Que peut-on espérer des techniques de respiration consciente?

Les techniques de respiration sont de véritables outils de gestion du stress et de nos émotions. Plus largement, ces outils sont susceptibles de nous aider à garder une bonne santé mentale et physique. L’Université de Californie UCLA a d’ailleurs récemment publié une étude mettant en évidence quelques vertus de la respiration consciente.  « Ce programme a aidé les adolescents à accroitre leur contrôle sur leurs comportements en leur fournissant des outils pour répondre aux situations difficiles d’une façon constructive et consciente, plutôt qu’impulsive » explique Ghahremani qui a conduit l’étude au Centre pour Comportements Addictifs au sein de l’UCLA. Ce dernier souligne également l’avantage de ces programmes – à l’instar du programme YES ! – basés sur un ensemble de postures et de techniques de respirations conscientes. En effet, « contrairement aux solutions médicamenteuses, ils permettent de développer un sens des responsabilités et de l’autonomie chez les jeunes gens »
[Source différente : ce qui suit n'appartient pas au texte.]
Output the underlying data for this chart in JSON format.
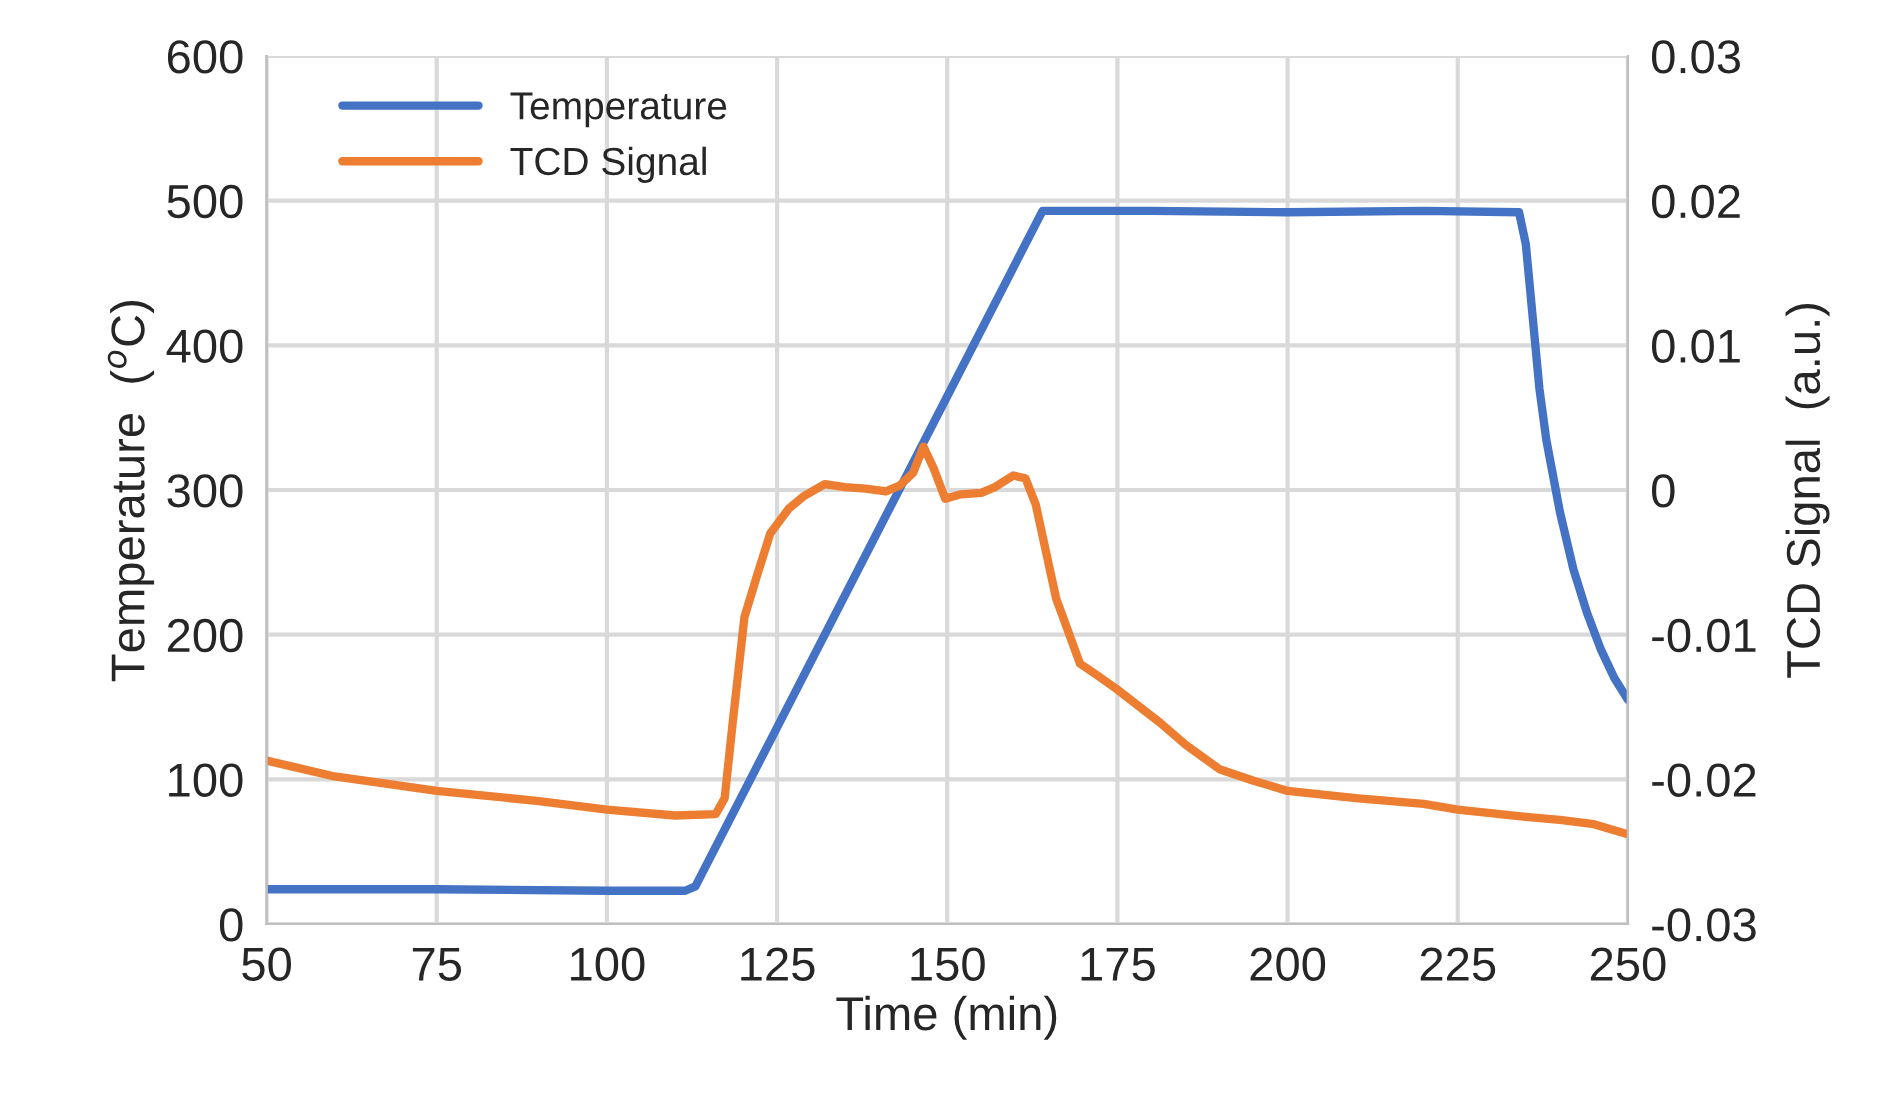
{
  "chart_data": {
    "type": "line",
    "xlabel": "Time (min)",
    "ylabel": "Temperature  ($^{o}$C)",
    "y2label": "TCD Signal  (a.u.)",
    "xlim": [
      50,
      250
    ],
    "xticks": [
      50,
      75,
      100,
      125,
      150,
      175,
      200,
      225,
      250
    ],
    "ylim": [
      0,
      600
    ],
    "yticks": [
      0,
      100,
      200,
      300,
      400,
      500,
      600
    ],
    "y2lim": [
      -0.03,
      0.03
    ],
    "y2ticks": [
      -0.03,
      -0.02,
      -0.01,
      0,
      0.01,
      0.02,
      0.03
    ],
    "grid": true,
    "legend": "top left",
    "marker": "none",
    "line_style": "solid",
    "series": [
      {
        "name": "Temperature",
        "color": "#4472c4",
        "x": [
          50,
          75,
          100,
          111.5,
          113,
          164,
          165,
          180,
          200,
          220,
          234,
          235,
          236,
          237,
          238,
          240,
          242,
          244,
          246,
          248,
          250
        ],
        "values": [
          24,
          24,
          23,
          23,
          26,
          493,
          493,
          493,
          492,
          493,
          492,
          470,
          420,
          370,
          335,
          285,
          245,
          215,
          190,
          170,
          155
        ]
      },
      {
        "name": "TCD Signal",
        "color": "#ed7d31",
        "axis": "y2",
        "x": [
          50,
          60,
          75,
          90,
          100,
          110,
          116,
          117.3,
          118.5,
          120.2,
          122,
          124,
          126.7,
          129,
          132,
          135,
          138,
          141,
          143,
          145,
          146.5,
          148,
          149.7,
          152,
          155,
          157,
          159.7,
          161.5,
          163,
          164.2,
          166,
          169.5,
          172,
          175,
          181.3,
          185,
          190,
          195,
          200,
          210,
          220,
          225,
          235,
          240,
          245,
          250
        ],
        "values": [
          -0.0187,
          -0.0198,
          -0.0208,
          -0.0215,
          -0.0221,
          -0.0225,
          -0.0224,
          -0.0213,
          -0.016,
          -0.0088,
          -0.006,
          -0.003,
          -0.0013,
          -0.0004,
          0.0004,
          0.0002,
          0.0001,
          -0.0001,
          0.0003,
          0.0012,
          0.003,
          0.0015,
          -0.0006,
          -0.0003,
          -0.0002,
          0.0002,
          0.001,
          0.0008,
          -0.001,
          -0.0036,
          -0.0075,
          -0.012,
          -0.0128,
          -0.0138,
          -0.0161,
          -0.0176,
          -0.0193,
          -0.0201,
          -0.0208,
          -0.0213,
          -0.0217,
          -0.0221,
          -0.0226,
          -0.0228,
          -0.0231,
          -0.0238
        ]
      }
    ]
  }
}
Les équipes du Professeur Jay Gottfried à l’université Northwestern ont également montré, qu’outre la réduction du stress, la respiration était en charge de la synchronisation de plusieurs régions cérébrales. En particuliers de zones du cerveau responsables de la mémoire et du traitement des émotions.

Il ne semble donc peut-être pas si farfelu ou superflu de s’y attarder quelques instants.

Par où commencer ?

Un bon point de départ pour améliorer ses habitudes respiratoires est d’en prendre conscience. Concrètement, réservez-vous des créneaux de 5 minutes pour observer, dans les transports en commun, dans votre voiture ou même avant de commencer une leçon.

Respirez-vous par le nez ? Par la bouche ?

Votre respiration est-elle longue ou plutôt courte ?

Est-ce que votre ventre se gonfle et se dégonfle , après inspiration et expirations ? Est-ce seulement la poitrine qui se gonfle ?

Ces différentes questions vous seront utiles afin de prendre conscience de l’état de votre respiration. Répétez l’exercice en différentes situations et observez-en l’incidence sur la respiration.